I dont want to past here the code,
Please fix your call to rnn_cell_backward to include the gradient at time t and the incoming gradient. In your implementation, only the incoming gradient is used.
Another hint: Look at da.
Hello everyone, first of all thanks to those of you who have posted here about this issue. It was helpful for me to fix some bugs in the run_cell_backward() function.
Now I have the same problem as Justin. In fact, my code found the same gradients as he did. I have already checked the dimensions of the inputs in the function rnn_cell_backward(), da and cache to ask only for the slice t, but did not get any other gradient values. Also, the gradients of the rnn_cell_backward() function passed all previous tests. So I am quite lost as to how to solve this problem…
I would be very grateful for any ideas or comments!
It is stated in the notebook that Choose wisely the "da_next" and the "cache" to use in the backward propagation step.
I guess the problem is with how you are choosing the "da_next". It is not only the da (slice of t). You have to add the gradient of the loss with respect to the hidden state at time step t-1.
Please read the below text from the notebook:
Note that this notebook does not implement the backward path from the Loss ‘J’ backwards to ‘a’.
This would have included the dense layer and softmax which are a part of the forward path.
This is assumed to be calculated elsewhere and the result passed to rnn_backward in ‘da’.
You must combine this with the loss from the previous stages when calling rnn_cell_backward (see figure 7 above).
In other words, you have to add da_prevt with da (slice of t)
That is what is happening in that “+” sign in the green oval that I added at the right hand side of the diagram. It is the da for the current timestep plus the cumulative sum of all the da values from the later timesteps, which is da_{prev} from the point of view of those later timesteps. You can see the current “step” feeding the next da_{prev} off the left side of the diagram to the previous timestep. Of course this is “back prop”, so we are going backwards and in an RNN it’s “backwards in time”, right? Because there is just one “layer” but we repeat it over and over and feed the results forward.

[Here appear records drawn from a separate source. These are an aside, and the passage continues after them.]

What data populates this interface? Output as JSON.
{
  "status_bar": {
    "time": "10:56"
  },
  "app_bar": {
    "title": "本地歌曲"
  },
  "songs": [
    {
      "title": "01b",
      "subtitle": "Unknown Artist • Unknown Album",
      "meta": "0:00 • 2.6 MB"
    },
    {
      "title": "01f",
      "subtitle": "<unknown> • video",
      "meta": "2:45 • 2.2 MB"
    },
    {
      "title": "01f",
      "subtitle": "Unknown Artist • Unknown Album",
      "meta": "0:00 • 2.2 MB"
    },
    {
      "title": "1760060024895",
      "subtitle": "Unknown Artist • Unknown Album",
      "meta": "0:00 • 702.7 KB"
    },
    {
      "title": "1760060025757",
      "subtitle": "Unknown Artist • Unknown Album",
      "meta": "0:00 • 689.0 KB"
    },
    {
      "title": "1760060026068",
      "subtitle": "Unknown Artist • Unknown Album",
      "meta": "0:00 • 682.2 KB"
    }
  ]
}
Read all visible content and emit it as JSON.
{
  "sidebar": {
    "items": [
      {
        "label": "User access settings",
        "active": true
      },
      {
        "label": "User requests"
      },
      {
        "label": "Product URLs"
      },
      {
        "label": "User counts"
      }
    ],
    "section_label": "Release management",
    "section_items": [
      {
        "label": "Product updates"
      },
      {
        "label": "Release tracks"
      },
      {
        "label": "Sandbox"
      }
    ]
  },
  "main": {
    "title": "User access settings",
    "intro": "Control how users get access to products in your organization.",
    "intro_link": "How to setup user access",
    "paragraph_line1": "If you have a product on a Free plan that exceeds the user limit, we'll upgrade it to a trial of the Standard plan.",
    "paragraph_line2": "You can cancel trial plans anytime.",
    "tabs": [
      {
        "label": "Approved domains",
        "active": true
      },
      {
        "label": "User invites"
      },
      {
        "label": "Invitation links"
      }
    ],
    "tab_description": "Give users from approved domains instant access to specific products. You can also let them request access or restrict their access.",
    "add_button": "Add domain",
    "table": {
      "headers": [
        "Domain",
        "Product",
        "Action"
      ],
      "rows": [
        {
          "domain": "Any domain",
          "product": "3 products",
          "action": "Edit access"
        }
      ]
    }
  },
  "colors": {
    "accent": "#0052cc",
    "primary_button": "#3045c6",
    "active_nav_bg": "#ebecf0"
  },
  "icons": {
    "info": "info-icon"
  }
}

In addition to the explanation in the text that Saif highlighted there, it’s also visible in the diagram in my previous post here. Remember that there are two outputs from each timestep in an RNN: the feed forward of the hidden state to the next timestep and the output branch that generates the \hat{y}^{<t>} for that timestep. As the text in Saif’s post says, we don’t actually do the work to compute the da from the \hat{y} branch in this assignment: it’s just given to us as an input. Our work is to compute the other branch of the gradients and we just add the da they give us.